5. En second lieu, aux termes de l'article L. 2131-6 du code général des collectivités territoriales : " Le représentant de l'Etat dans le département défère au tribunal administratif les actes mentionnés à l'article L. 2131-2 qu'il estime contraires à la légalité dans les deux mois suivant leur transmission (...) ". Selon l'article L. 2131-8 du même code : " Sans préjudice du recours direct dont elle dispose, si une personne physique ou morale est lésée par un acte mentionné aux articles L. 2131-2 et L. 2131-3, elle peut, dans le délai de deux mois à compter de la date à laquelle l'acte est devenu exécutoire, demander au représentant de l'Etat dans le département de mettre en œuvre la procédure prévue à l'article L. 2131-6 (...) ".

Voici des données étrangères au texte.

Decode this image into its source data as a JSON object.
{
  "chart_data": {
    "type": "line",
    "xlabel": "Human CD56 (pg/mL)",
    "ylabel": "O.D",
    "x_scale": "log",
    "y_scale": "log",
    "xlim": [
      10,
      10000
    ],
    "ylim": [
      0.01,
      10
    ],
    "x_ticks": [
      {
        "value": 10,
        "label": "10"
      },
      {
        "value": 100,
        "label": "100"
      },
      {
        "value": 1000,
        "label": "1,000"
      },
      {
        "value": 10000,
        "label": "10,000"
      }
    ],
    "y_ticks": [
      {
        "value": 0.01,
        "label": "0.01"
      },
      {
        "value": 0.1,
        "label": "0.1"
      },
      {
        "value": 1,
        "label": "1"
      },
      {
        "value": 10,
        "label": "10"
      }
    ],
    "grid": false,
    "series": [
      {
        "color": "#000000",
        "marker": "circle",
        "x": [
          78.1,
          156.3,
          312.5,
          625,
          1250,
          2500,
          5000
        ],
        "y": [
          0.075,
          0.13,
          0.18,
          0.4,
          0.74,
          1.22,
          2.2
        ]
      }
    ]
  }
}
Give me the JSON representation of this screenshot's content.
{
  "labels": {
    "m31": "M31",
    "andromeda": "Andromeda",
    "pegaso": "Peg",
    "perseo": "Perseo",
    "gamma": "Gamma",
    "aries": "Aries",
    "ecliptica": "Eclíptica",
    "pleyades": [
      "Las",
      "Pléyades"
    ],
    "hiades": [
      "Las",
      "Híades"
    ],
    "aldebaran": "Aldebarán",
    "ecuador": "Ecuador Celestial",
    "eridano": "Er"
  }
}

6. Ces dispositions permettent à une personne qui s'estime lésée par un acte d'une autorité communale relevant du contrôle de légalité du représentant de l'Etat dans le département de saisir ce dernier en vue qu'il le défère au tribunal administratif. Cette saisine n'ayant pas pour effet de priver cette personne de la faculté d'exercer un recours direct contre cet acte, le refus du préfet de déférer celui-ci au tribunal administratif ne constitue pas une décision susceptible de faire l'objet d'un recours pour excès de pouvoir. En revanche, si elle a été formée dans le délai du recours contentieux ouvert contre cet acte, la demande ainsi présentée au préfet a pour effet de proroger ce délai jusqu'à l'intervention de la décision explicite ou implicite par laquelle le préfet se prononce sur cette demande.

7. Il revient au juge administratif, lorsqu'il est appelé à qualifier une demande adressée à l'administration, d'apprécier la portée de cette demande au vu des termes dans lesquels elle est formulée mais aussi de l'ensemble des circonstances de l'espèce, en s'attachant à donner à la saisine de l'administration un effet utile.

8. Il ressort des pièces du dossier que, par un courrier du 6 août 2021, reçu le 9 août suivant, M. B... a saisi la préfète des Hautes-Alpes d'un " recours administratif " dirigé contre l'arrêté du 14 juin 2021 par lequel la maire de Guillestre, agissant au nom de la commune, a délivré un permis de construire à la société 3F Sud. Si ce courrier, qui ne vise notamment pas l'article L. 2131-6 du code général des collectivités territoriales, ne comporte aucune demande tendant à ce que le permis de construire en cause soit déféré au tribunal administratif, il doit être regardé comme tendant au retrait de ce permis et a été présenté dans le délai de recours contentieux. Dans ces conditions, ce courrier doit s'analyser comme une demande de mise en œuvre de la procédure prévue à cet article L. 2131-6. Il résulte de ce qui a été dit au point 6 que les conclusions de M. B... tendant à l'annulation de l'acte du 13 septembre 2021 par lequel la préfète des Hautes-Alpes a rejeté cette demande sont irrecevables.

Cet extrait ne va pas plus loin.